Frank Pichel
BnF, département des Arts du spectacle, GF-XXXIV(22)
© Bibliothèque nationale de France
Voler de ses propres ailes lorsqu’on a grandi sous la protection et la férule d’une famille de la banque, comme Francisco Juan Arnosi, c’est d’abord se trouver un personnage, d’autant plus essentiel lorsqu’on nourrit le projet de faire rire. Né à Valence vers 1886, petit-fils d’un directeur de cirque en Espagne, fils de Cecilio, chef d’une troupe acrobatique, il se façonne une silhouette d’excentrique, mince et tonique, à la Hanlon-Lees. Perdu dans une redingote trop grande, la chevelure hérissée, Francisco devient Frank et conserve le patronyme adopté par son père, Pichel. Inclassable parmi les clowns, il fait la couverture de l’ouvrage Au Music-Hall, publié par Gustave Fréjaville en 1923.
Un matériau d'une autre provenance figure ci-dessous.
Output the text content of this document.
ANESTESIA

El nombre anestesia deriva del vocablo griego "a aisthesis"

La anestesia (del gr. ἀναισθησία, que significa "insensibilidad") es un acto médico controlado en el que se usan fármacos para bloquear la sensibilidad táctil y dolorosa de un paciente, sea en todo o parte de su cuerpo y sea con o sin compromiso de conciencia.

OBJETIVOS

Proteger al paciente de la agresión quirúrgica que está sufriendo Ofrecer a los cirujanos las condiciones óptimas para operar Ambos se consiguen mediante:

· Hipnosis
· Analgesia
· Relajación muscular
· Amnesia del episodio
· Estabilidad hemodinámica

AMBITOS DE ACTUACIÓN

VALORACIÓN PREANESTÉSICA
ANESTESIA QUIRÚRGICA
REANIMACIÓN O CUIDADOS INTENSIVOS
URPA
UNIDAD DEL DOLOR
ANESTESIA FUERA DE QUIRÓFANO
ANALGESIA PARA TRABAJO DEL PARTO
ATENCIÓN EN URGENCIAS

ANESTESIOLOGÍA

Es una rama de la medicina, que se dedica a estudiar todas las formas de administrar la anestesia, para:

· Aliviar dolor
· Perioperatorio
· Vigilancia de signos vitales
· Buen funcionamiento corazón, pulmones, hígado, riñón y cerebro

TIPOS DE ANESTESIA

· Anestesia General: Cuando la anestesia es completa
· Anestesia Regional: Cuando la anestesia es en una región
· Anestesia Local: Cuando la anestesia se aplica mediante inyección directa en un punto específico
Frank Pichel est entraîné dès son enfance en Argentine et jusqu’à Saint-Pétersbourg et à Moscou où il passe quelques années au cirque Salamonsky pendant son adolescence. Sa grand-mère est française et lorsqu’en mai 1919 il regagne Paris, dont il connaît déjà les Folies Bergère et l’Eldorado, il s’exprime en sept langues et en joue car l’acrobate comique est aussi ce qu’on appelle un clown parleur. En français il déforme les mots à l’anglaise, comme Billy Hayden ou Foottit : « Miousic », « vous avez viou ? Je souis content ! ». Il parle, dit-il à Maurice Verne dans sa loge de l’Olympia en mai 1929, « avec un accent fait de sept langues car on n’a pas le temps de laisser moisir un accent au détriment de l’autre ». Il émaille ses sketches parlés de « locutions spéciales », de « plaisanteries qui appartiennent à chaque capitale. Ainsi en Russie, pour faire exploser le public, je lançais : « as-tu vu la noix ? »… Trois fois changé mais toujours baptisé du nom du premier, un Italien, Scale, son partenaire est d’abord son porteur. En 1926, Legrand-Chabrier le décrit comme « solide au poste, souffre-taquineries bénévole, costaud que cela amuse discrètement d’être harcelé par un poids plume, cariatide sereine de ce clown qui ne se contente pas envers le ‟porteurˮ de plaisanteries de mots, mais grimpe sur lui, s’en sert de piédestal, et vous savez si Pichel est une statuette trépignante ! ».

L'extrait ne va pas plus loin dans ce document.